Turning to old comforts

Dr. Stephen Archer, a surgeon with Advanced Specialty Care in Bend who performs more than half of the bariatric procedures in Bend, wrote in an email that patients need to change their relationships with sugar following the procedure. Many patients who undergo the surgery are addicted to sugar, and risk falling into the same habits after the surgery as before, he said.

“One has to work very hard to avoid sugar,” said Archer, who will move his practice to Bend Memorial Clinic in June. “People who want to be free of this addiction, whether they use bariatric surgery as a tool or not, have to deal with the issue of carbohydrates at some point.”

Dr. Jennifer Seger, an obesity medicine specialist at the Bariatric Medical Institute of Texas in San Antonio, agreed. She has found that refined sugar, especially in highly processed foods, is a major contributor to patients regaining their weight following a surgery. People tend to be very motivated in the beginning, but that wanes over time. When it does, the brain tends to call upon the same sources of comfort it did in the past, she said.

“If overconsumption of sugar or starch was a comfort or a mode of coping for that individual in the past, that’s going to be highlighted and they will turn toward that again,” Seger said.

But Brethauer countered that he doesn’t believe most of his obese patients are truly addicted to food. It’s a more complicated mixture of genetic and behavioral factors, he said.

In fact, Brethauer said he’s found some patients lose their taste for sweets after the surgeries, at least for several months.

By and large, most of his patients manage to stay away from sugar and high-calorie foods because they don’t want to regain the weight they’ve lost, Brethauer said. There is a subset of patients, however, that do gain it back, and he said it’s not well-understood why that is.

“I think it’s a little too easy to say that it’s the patient’s fault and that they failed the operation,” Brethauer said. “I think it’s also a little too easy to say the operation failed them.”

Recognizing a problem

Campbell’s support group, which is free and open to patients regardless of where they had their surgery done, begins with a mindfulness activity like meditation and a general inventory of what’s on everyone’s minds. Then Campbell usually gives a presentation on a specific topic.

No one in the support group is ever forced to disclose personal information, although — like any good support group — people tend to want to share their stories, Campbell said.

Dr. Gary Korus, a surgeon with the Penn Metabolic & Bariatric Surgery Program in Philadelphia, said seeking support is crucial during the maintenance phase following a bariatric procedure. He said he commends those who attend support groups like the ones at St. Charles, even if they are doing so because they feel like they have fallen behind in their weight-loss goals.

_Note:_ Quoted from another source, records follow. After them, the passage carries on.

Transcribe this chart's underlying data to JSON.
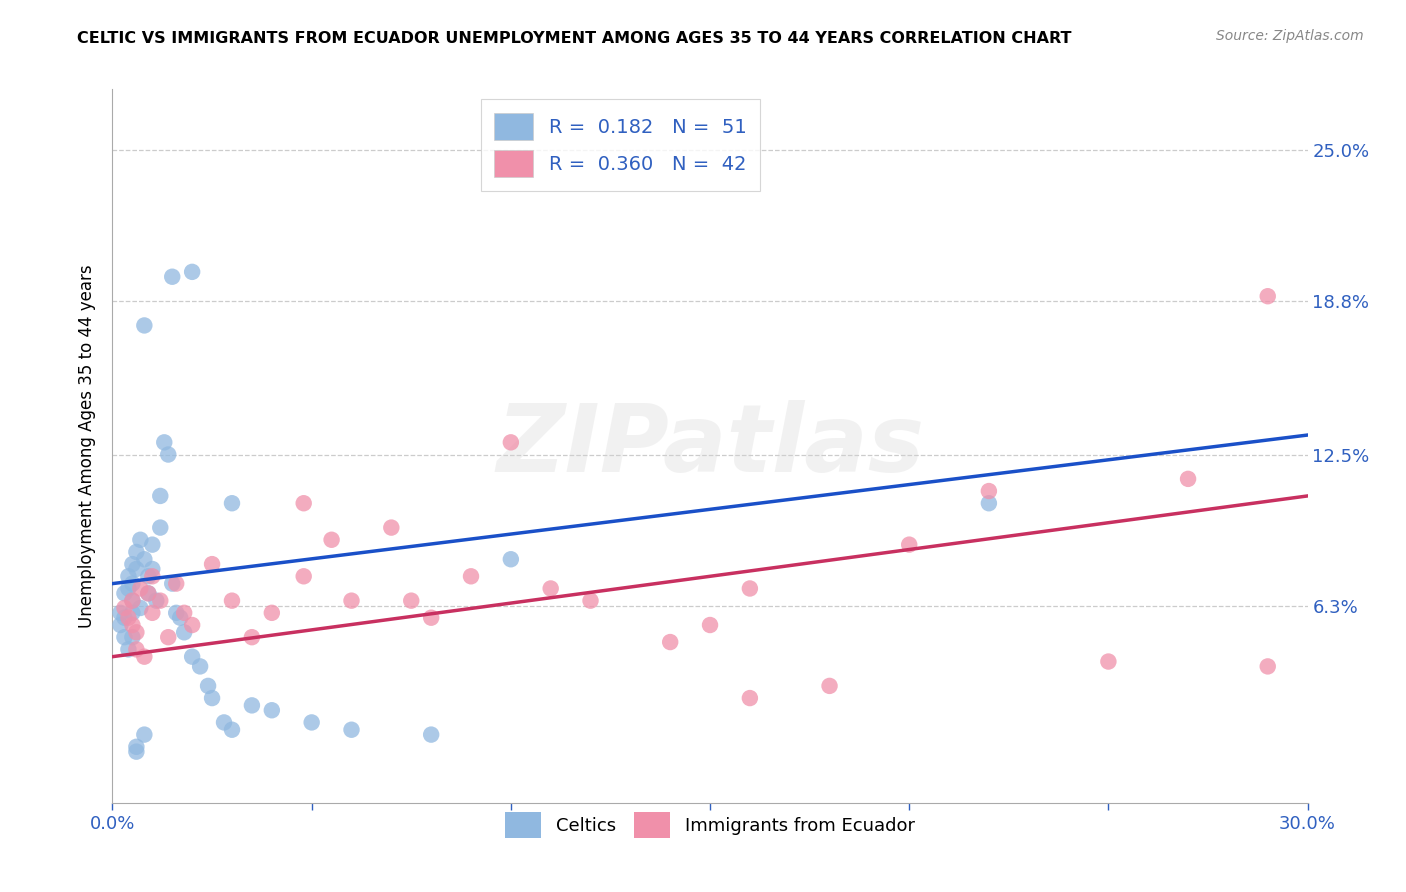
{
  "title": "CELTIC VS IMMIGRANTS FROM ECUADOR UNEMPLOYMENT AMONG AGES 35 TO 44 YEARS CORRELATION CHART",
  "source": "Source: ZipAtlas.com",
  "ylabel": "Unemployment Among Ages 35 to 44 years",
  "xlim": [
    0.0,
    0.3
  ],
  "ylim": [
    -0.018,
    0.275
  ],
  "x_ticks": [
    0.0,
    0.05,
    0.1,
    0.15,
    0.2,
    0.25,
    0.3
  ],
  "x_tick_labels": [
    "0.0%",
    "",
    "",
    "",
    "",
    "",
    "30.0%"
  ],
  "y_tick_vals_right": [
    0.063,
    0.125,
    0.188,
    0.25
  ],
  "y_tick_labels_right": [
    "6.3%",
    "12.5%",
    "18.8%",
    "25.0%"
  ],
  "celtics_color": "#90b8e0",
  "ecuador_color": "#f090aa",
  "celtics_line_color": "#1a50c8",
  "ecuador_line_color": "#c83060",
  "celtics_line_x0": 0.0,
  "celtics_line_y0": 0.072,
  "celtics_line_x1": 0.3,
  "celtics_line_y1": 0.133,
  "ecuador_line_x0": 0.0,
  "ecuador_line_y0": 0.042,
  "ecuador_line_x1": 0.3,
  "ecuador_line_y1": 0.108,
  "R_celtics": 0.182,
  "N_celtics": 51,
  "R_ecuador": 0.36,
  "N_ecuador": 42,
  "celtics_x": [
    0.002,
    0.002,
    0.003,
    0.003,
    0.003,
    0.004,
    0.004,
    0.004,
    0.005,
    0.005,
    0.005,
    0.005,
    0.005,
    0.006,
    0.006,
    0.006,
    0.007,
    0.007,
    0.008,
    0.008,
    0.009,
    0.009,
    0.01,
    0.01,
    0.011,
    0.012,
    0.013,
    0.014,
    0.015,
    0.016,
    0.017,
    0.018,
    0.02,
    0.022,
    0.024,
    0.025,
    0.028,
    0.03,
    0.035,
    0.04,
    0.05,
    0.06,
    0.08,
    0.1,
    0.02,
    0.015,
    0.008,
    0.03,
    0.012,
    0.006,
    0.22
  ],
  "celtics_y": [
    0.06,
    0.055,
    0.068,
    0.058,
    0.05,
    0.075,
    0.07,
    0.045,
    0.08,
    0.072,
    0.065,
    0.06,
    0.05,
    0.085,
    0.078,
    0.005,
    0.09,
    0.062,
    0.082,
    0.01,
    0.075,
    0.068,
    0.088,
    0.078,
    0.065,
    0.095,
    0.13,
    0.125,
    0.072,
    0.06,
    0.058,
    0.052,
    0.042,
    0.038,
    0.03,
    0.025,
    0.015,
    0.012,
    0.022,
    0.02,
    0.015,
    0.012,
    0.01,
    0.082,
    0.2,
    0.198,
    0.178,
    0.105,
    0.108,
    0.003,
    0.105
  ],
  "ecuador_x": [
    0.003,
    0.004,
    0.005,
    0.005,
    0.006,
    0.006,
    0.007,
    0.008,
    0.009,
    0.01,
    0.01,
    0.012,
    0.014,
    0.016,
    0.018,
    0.02,
    0.025,
    0.03,
    0.035,
    0.04,
    0.048,
    0.055,
    0.06,
    0.07,
    0.08,
    0.09,
    0.1,
    0.12,
    0.14,
    0.16,
    0.18,
    0.2,
    0.22,
    0.25,
    0.27,
    0.29,
    0.048,
    0.075,
    0.11,
    0.16,
    0.29,
    0.15
  ],
  "ecuador_y": [
    0.062,
    0.058,
    0.065,
    0.055,
    0.052,
    0.045,
    0.07,
    0.042,
    0.068,
    0.075,
    0.06,
    0.065,
    0.05,
    0.072,
    0.06,
    0.055,
    0.08,
    0.065,
    0.05,
    0.06,
    0.075,
    0.09,
    0.065,
    0.095,
    0.058,
    0.075,
    0.13,
    0.065,
    0.048,
    0.025,
    0.03,
    0.088,
    0.11,
    0.04,
    0.115,
    0.038,
    0.105,
    0.065,
    0.07,
    0.07,
    0.19,
    0.055
  ],
  "watermark": "ZIPatlas",
  "grid_color": "#cccccc"
}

“Recognizing that is probably the toughest thing and the biggest step to getting back on track,” he said.

Kay said support groups were crucial. She said her struggle felt isolating, and learning others had the same issues made her feel less alone.

“If you can’t talk about the habits, you’re not going to get anywhere, like the alcoholic who doesn’t go to AA,” she said. “People who are successful need to be willing to be confronted, to be willing to grow and allow themselves to learn to trust.”